11.02.2008

The Egg Table

Yesterday afternoon Eddie and I attended an outdoor southern wedding. The weather was perfect, the bride was beautiful and the food was tasty. After a short ceremony, all of the wedding guests were invited to start eating while the wedding party finished the obligatory pictures. From my perspective, I can not think of a more considerate way to treat your guests. At almost every wedding I've attended there is that awkward waiting period between the ending of the ceremony and the moment the newly married couple enters the reception. Once the couple joins the party, there is no question about whether or not it is polite to eat. However, before the couple arrives, one can conduct an interesting study of wedding guest behavior if guests are not provided proper instruction since most southern wedding receptions are buffets. There is no barrier to the food save decorum.

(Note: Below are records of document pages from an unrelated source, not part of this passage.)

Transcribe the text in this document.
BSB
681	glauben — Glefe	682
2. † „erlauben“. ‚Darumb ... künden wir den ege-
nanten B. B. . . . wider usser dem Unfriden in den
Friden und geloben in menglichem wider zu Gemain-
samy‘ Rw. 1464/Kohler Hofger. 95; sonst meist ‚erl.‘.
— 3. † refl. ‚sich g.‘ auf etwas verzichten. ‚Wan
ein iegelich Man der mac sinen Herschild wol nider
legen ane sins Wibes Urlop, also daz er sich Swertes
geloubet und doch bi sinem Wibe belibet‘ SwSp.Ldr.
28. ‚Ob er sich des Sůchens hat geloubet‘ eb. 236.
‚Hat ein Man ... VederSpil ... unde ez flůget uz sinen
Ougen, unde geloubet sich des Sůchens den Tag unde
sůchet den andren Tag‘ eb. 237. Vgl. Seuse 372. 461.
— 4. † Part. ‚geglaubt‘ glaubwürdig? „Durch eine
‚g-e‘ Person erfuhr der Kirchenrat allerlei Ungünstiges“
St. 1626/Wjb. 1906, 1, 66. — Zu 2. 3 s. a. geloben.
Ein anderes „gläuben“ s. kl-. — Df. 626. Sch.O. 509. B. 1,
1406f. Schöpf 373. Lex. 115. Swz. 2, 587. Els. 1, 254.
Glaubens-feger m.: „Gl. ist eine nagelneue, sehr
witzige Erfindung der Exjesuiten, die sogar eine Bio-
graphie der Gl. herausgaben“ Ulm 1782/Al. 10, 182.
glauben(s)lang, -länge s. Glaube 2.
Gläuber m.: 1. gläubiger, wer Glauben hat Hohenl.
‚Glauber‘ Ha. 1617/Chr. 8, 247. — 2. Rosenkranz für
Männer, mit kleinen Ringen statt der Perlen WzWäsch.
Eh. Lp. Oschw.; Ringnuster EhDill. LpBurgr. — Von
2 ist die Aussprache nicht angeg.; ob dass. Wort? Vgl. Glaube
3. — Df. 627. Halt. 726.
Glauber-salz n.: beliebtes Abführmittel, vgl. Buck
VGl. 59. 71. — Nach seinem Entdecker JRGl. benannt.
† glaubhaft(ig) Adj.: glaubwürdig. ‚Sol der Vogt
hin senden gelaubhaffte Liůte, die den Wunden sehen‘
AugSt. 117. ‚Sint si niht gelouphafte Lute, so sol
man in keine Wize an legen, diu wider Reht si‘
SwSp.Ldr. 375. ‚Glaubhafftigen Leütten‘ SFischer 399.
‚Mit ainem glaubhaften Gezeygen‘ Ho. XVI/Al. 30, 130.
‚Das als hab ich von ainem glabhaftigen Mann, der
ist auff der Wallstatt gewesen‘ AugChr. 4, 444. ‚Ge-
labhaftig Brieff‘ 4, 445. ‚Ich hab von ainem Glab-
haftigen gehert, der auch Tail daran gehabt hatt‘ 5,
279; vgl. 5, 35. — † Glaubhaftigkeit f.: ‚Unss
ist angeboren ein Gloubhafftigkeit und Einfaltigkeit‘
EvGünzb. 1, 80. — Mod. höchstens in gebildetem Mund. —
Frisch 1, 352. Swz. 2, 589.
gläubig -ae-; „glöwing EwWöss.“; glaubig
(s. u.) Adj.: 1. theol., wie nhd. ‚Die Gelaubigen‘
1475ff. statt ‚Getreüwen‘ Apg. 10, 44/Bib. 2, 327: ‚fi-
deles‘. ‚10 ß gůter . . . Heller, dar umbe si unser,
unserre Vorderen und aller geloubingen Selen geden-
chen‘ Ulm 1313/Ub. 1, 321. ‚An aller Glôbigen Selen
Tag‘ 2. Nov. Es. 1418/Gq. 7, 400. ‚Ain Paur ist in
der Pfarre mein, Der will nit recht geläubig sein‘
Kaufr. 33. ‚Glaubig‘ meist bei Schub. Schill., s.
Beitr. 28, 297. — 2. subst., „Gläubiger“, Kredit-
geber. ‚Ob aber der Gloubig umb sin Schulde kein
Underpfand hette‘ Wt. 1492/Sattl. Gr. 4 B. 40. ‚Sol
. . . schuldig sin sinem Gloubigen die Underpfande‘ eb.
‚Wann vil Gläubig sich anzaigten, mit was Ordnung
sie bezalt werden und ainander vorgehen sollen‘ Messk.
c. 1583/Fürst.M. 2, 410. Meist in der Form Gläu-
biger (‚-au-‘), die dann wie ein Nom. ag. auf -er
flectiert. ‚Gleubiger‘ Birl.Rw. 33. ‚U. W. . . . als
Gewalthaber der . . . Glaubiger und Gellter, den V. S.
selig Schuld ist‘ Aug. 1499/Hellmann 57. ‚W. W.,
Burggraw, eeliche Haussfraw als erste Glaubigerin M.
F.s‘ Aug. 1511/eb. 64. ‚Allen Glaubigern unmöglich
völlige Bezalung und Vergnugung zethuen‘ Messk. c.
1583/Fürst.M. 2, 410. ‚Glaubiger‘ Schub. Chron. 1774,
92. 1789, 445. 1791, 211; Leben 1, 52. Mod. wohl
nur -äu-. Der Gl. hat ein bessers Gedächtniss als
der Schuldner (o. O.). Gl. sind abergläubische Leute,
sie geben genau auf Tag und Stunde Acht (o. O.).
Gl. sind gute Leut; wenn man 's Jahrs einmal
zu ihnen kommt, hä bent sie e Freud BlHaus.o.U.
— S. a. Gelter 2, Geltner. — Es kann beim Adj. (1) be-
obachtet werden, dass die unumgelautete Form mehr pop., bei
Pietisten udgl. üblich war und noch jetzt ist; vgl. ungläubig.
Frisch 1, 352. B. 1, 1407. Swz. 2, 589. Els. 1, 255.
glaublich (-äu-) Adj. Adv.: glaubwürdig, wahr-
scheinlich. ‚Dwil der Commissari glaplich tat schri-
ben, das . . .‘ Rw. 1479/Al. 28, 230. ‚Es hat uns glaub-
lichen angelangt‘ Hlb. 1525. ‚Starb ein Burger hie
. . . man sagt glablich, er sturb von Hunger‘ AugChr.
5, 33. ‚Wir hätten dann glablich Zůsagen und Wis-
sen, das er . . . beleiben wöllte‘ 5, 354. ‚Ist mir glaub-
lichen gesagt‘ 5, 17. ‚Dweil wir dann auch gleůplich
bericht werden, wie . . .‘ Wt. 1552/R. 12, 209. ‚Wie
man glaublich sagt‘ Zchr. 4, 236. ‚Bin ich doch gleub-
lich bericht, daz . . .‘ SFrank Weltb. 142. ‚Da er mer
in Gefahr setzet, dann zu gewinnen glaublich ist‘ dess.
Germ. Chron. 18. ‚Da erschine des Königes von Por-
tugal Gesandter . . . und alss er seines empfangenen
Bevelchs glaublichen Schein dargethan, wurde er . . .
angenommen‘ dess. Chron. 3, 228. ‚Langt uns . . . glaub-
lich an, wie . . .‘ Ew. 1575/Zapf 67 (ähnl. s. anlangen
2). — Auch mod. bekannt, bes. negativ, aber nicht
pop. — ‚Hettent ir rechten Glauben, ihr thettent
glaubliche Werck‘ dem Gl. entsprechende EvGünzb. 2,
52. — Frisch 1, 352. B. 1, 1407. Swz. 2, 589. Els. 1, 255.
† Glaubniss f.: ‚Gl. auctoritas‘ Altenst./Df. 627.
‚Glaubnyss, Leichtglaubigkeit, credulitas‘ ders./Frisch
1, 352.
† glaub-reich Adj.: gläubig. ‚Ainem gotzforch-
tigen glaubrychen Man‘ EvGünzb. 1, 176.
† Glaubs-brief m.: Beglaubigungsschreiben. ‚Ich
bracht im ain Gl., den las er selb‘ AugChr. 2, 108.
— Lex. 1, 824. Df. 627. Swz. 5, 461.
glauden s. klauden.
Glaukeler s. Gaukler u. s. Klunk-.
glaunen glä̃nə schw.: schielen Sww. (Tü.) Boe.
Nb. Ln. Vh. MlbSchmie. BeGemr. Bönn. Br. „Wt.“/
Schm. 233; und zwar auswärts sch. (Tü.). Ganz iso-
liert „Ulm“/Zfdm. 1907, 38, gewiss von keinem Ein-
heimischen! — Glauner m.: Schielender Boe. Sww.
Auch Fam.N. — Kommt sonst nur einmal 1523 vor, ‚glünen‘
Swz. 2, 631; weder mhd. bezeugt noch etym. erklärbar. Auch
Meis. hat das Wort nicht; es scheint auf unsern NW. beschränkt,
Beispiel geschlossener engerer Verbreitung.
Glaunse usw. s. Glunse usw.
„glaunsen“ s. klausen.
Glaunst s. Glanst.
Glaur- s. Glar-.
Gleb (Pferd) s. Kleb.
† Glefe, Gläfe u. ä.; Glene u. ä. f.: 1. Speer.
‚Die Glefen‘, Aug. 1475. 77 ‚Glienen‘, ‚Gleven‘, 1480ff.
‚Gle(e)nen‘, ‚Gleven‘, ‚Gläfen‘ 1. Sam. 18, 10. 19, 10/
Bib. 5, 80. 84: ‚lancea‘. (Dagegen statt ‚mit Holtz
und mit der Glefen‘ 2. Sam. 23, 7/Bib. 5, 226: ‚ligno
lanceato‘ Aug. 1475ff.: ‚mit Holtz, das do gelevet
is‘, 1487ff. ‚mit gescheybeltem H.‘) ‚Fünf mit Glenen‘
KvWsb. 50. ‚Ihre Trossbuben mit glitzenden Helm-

Most wedding guests are connected in one way or another to the couple or their family so this is not an anonymous social situation. Attempting to "get away" with misbehavior is less advisable. People are cautious not wanting to offend or to be referred to as "that guy" for the rest of the evening. They practice restraint for the most part. This is hard when you walk into a room full of beautiful food knowing you'll have to stand in a longer line the longer you wait to form one. Everyone is looking to everyone else for permission to grab a plate. No one wants to be the first to foul. But no one wants to miss the GO signal, to miss out on the last of the sage mashed potatoes or a place to sit down and eat them.

If it is impolite to fill a plate with goodies before the couple makes their grand entrance, then I have some advice for future brides: Do not make your guests wait an hour while you take every combination of family pictures imaginable back at the ceremony site. We don't like it and we'll like you less for it. I've experienced this. Waiting for the couple while staring at food they weren't allowed to touch NEAR a meal time had an adverse effect on the guests. I thought of almost nothing else during the photos just after my own wedding that I forgot to organize a few in my haste (The one with us and Eddie's grandparents? It doesn't exist. I was in a hurry). I think we even beat a few of our guests to the reception site. I couldn't stand the idea of making my guests feel a tenth of the awkwardness I felt on that day, a few years before my wedding.

The invitation to eat yesterday while the wedding party finished pictures was a welcome one. The guests filed into lines in a well planned food maze throughout the historic home. There was a tasty variety and southern flair to the food. The jambalaya, bread pudding and deviled eggs stood out among my favorites. The deviled eggs are a prize at every church and family function I attend and are often eaten before the event starts under the premise that each guest that eyes them stops to "just take one." My mother's deviled eggs are gone before every holiday meal. At this wedding, the bride and groom or the caterer must have known this because there was one entire table devoted to the deviled egg. It sat near the center of one of the rooms filled with food. There were platters and cake stands full of them, all at different heights. It was art. Egg art. Tasty egg art. There were more than enough deviled eggs at this shindig - a feat hard to accomplish.

In passing, I heard a guest ask one of the uniformed servers for a fork as they seemed scarce at one point during the reception (also a no-no). The server directed her to "The Egg Table."

When a platter isn't enough...

1 Comments:

Blogger Kyle said...

Ha Ha! I bet it was breathtaking. Thanks for sharing.

PS: I didn't feel even a moment of awkwardness at yalls reception. If I remember correctly I walked straight from the sanctuary to the "Outback" and immediately got in an already-formed line for jambalaya and tea.